I probably watch too many reality shows on crime, but my mind immediately went to generating amounts of currency less than $10,000 US to avoid customs limits on currency travelers can carry without having to disclose it. It addresses the question: How many people are needed to transport each equal tranche?

But that's way too cynical, no doubt. There must be another reason, probably to do with manufacturing.

You could be on to something George. Perhaps newTranche = x mod 10000

 

[Gasman]

As each person is allowed 10k, why break it down?
In Australia is is 10k AUS$, so it appears just a number?
I wonder if it is 10k rupees for India?

 

[CJ_London]

function picks from those for as long as a remainder is bigger or equal to 10.000.

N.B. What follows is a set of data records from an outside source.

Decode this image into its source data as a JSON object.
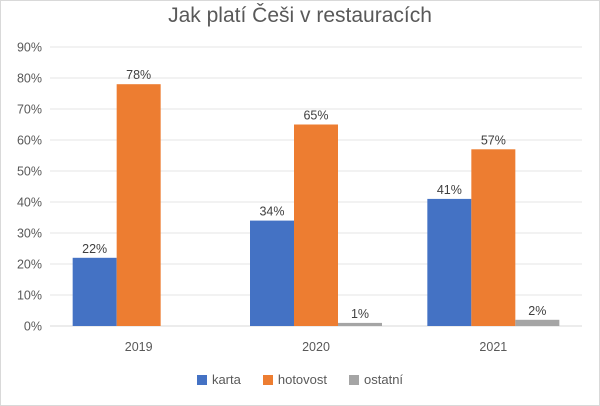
{
  "chart_data": {
    "type": "bar",
    "title": "Jak platí Češi v restauracích",
    "categories": [
      "2019",
      "2020",
      "2021"
    ],
    "series": [
      {
        "name": "karta",
        "values": [
          22,
          34,
          41
        ],
        "labels": [
          "22%",
          "34%",
          "41%"
        ],
        "color": "#4472C4"
      },
      {
        "name": "hotovost",
        "values": [
          78,
          65,
          57
        ],
        "labels": [
          "78%",
          "65%",
          "57%"
        ],
        "color": "#ED7D31"
      },
      {
        "name": "ostatní",
        "values": [
          null,
          1,
          2
        ],
        "labels": [
          "",
          "1%",
          "2%"
        ],
        "color": "#A5A5A5"
      }
    ],
    "ylim": [
      0,
      90
    ],
    "yticks": [
      "0%",
      "10%",
      "20%",
      "30%",
      "40%",
      "50%",
      "60%",
      "70%",
      "80%",
      "90%"
    ],
    "grid": true,
    "legend_position": "bottom"
  }
}
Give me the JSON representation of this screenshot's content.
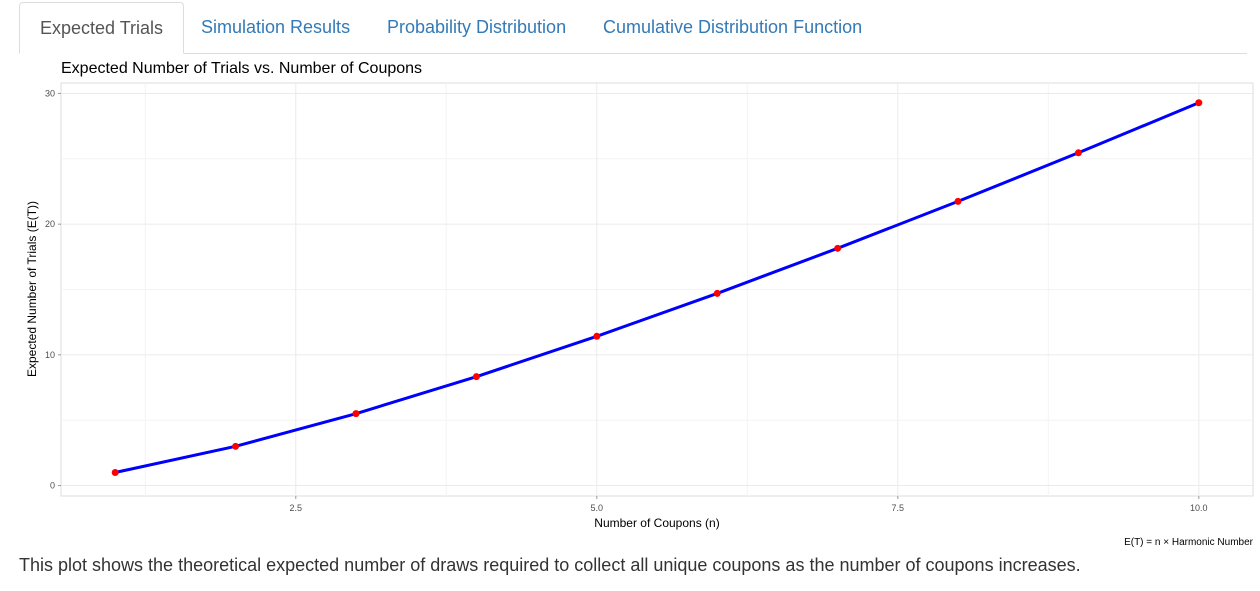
{
  "tabs": [
    {
      "label": "Expected Trials",
      "active": true
    },
    {
      "label": "Simulation Results",
      "active": false
    },
    {
      "label": "Probability Distribution",
      "active": false
    },
    {
      "label": "Cumulative Distribution Function",
      "active": false
    }
  ],
  "chart_data": {
    "type": "line",
    "title": "Expected Number of Trials vs. Number of Coupons",
    "xlabel": "Number of Coupons (n)",
    "ylabel": "Expected Number of Trials (E(T))",
    "caption": "E(T) = n × Harmonic Number",
    "x": [
      1,
      2,
      3,
      4,
      5,
      6,
      7,
      8,
      9,
      10
    ],
    "series": [
      {
        "values": [
          1.0,
          3.0,
          5.5,
          8.33,
          11.42,
          14.7,
          18.15,
          21.74,
          25.46,
          29.29
        ],
        "line_color": "#0000ff",
        "point_color": "#ff0000"
      }
    ],
    "xlim": [
      0.55,
      10.45
    ],
    "ylim": [
      -0.8,
      30.8
    ],
    "xticks": [
      2.5,
      5.0,
      7.5,
      10.0
    ],
    "xtick_labels": [
      "2.5",
      "5.0",
      "7.5",
      "10.0"
    ],
    "yticks": [
      0,
      10,
      20,
      30
    ],
    "ytick_labels": [
      "0",
      "10",
      "20",
      "30"
    ],
    "grid": true,
    "legend": "none"
  },
  "description": "This plot shows the theoretical expected number of draws required to collect all unique coupons as the number of coupons increases."
}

so a value of 11000 must be split into two or more values so you could have 500 and 10500? or 100 and 10900?

 

[MajP]

so a value of 11000 must be split into two or more values so you could have 500 and 10500? or 100 and 10900?

The OP did say

The number of smaller numbers isn't limited or fixed by the input, but it should be reasonable

So I assume they want some "reasonable" sizes. Thus I provide the ability to define the min chunk size and max chunk size.
However, could modify that you provide a percent of number size or number of chunks.

 

[CJ_London]

OP also said

as long as a remainder is bigger or equal to 10.000.